What are the income tax brackets in New Zealand?
New Zealand uses a progressive income tax system with rates ranging from 10.50% at the lowest bracket to 39.00% at the top bracket (2024). Each band is taxed at its own rate; you only pay the higher rate on the portion of income that falls into that bracket. The number and thresholds of brackets vary by country and are typically adjusted annually for inflation.
How are dividends taxed in New Zealand?
New Zealand does not levy a separate dividend tax, or dividends are taxed as ordinary income at the standard income tax rates (up to 39.00%). Investors should verify the current treatment with a local tax adviser.
Do expats and foreigners pay tax in New Zealand?
In New Zealand, tax residency is typically determined by the number of days spent in the country (often 183 days per year) or by having a permanent home there. Tax residents are liable for income tax at the same rates as citizens — 10.50% to 39.00% — on their New Zealand-sourced or worldwide income depending on the tax regime.

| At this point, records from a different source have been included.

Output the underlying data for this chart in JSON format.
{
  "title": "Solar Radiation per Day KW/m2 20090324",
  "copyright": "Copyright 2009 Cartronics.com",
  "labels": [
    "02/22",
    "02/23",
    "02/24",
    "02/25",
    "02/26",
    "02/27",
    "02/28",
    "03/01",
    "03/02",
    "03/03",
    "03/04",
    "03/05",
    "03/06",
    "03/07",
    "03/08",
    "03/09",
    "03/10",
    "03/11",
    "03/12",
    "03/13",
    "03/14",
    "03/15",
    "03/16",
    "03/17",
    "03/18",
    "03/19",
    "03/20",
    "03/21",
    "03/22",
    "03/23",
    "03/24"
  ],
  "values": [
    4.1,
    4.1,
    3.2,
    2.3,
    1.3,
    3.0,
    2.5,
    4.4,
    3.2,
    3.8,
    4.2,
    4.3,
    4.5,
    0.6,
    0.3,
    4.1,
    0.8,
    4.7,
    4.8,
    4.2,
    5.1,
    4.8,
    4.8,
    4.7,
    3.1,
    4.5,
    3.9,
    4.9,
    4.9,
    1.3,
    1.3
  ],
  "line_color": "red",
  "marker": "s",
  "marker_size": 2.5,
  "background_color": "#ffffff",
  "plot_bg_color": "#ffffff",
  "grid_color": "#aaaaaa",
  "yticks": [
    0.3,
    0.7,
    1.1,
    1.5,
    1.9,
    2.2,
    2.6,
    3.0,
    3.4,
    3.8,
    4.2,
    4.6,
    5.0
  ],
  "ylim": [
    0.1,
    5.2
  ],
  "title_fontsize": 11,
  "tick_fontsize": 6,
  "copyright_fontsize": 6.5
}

Non-residents are typically taxed only on income sourced within New Zealand. New Zealand has tax treaties with many countries to prevent double taxation.
How are freelancers and self-employed people taxed in New Zealand?
Freelancers and self-employed individuals in New Zealand typically pay income tax at the same progressive rates as employees — 10.50% to 39.00% — on their net profit after allowable business expenses. Self-employed workers are usually required to file a self-assessment tax return and make advance tax payments during the year.
Does New Zealand have a wealth tax?
New Zealand does not currently levy a standalone wealth tax. However, property taxes, inheritance taxes, and capital gains taxes effectively apply to accumulated wealth in certain scenarios. Tax rules can change — always verify with a current local tax adviser.
When is the tax filing deadline in New Zealand?
The standard income tax return filing deadline in New Zealand is July 7. Extensions are sometimes available but must be requested in advance. Filing late typically incurs interest charges and penalties. Most countries require employees whose tax is fully withheld at source to file only if they have additional income, deductions to claim, or earned above a threshold.
Salaries in New Zealand
See how much professionals earn before and after tax in New Zealand.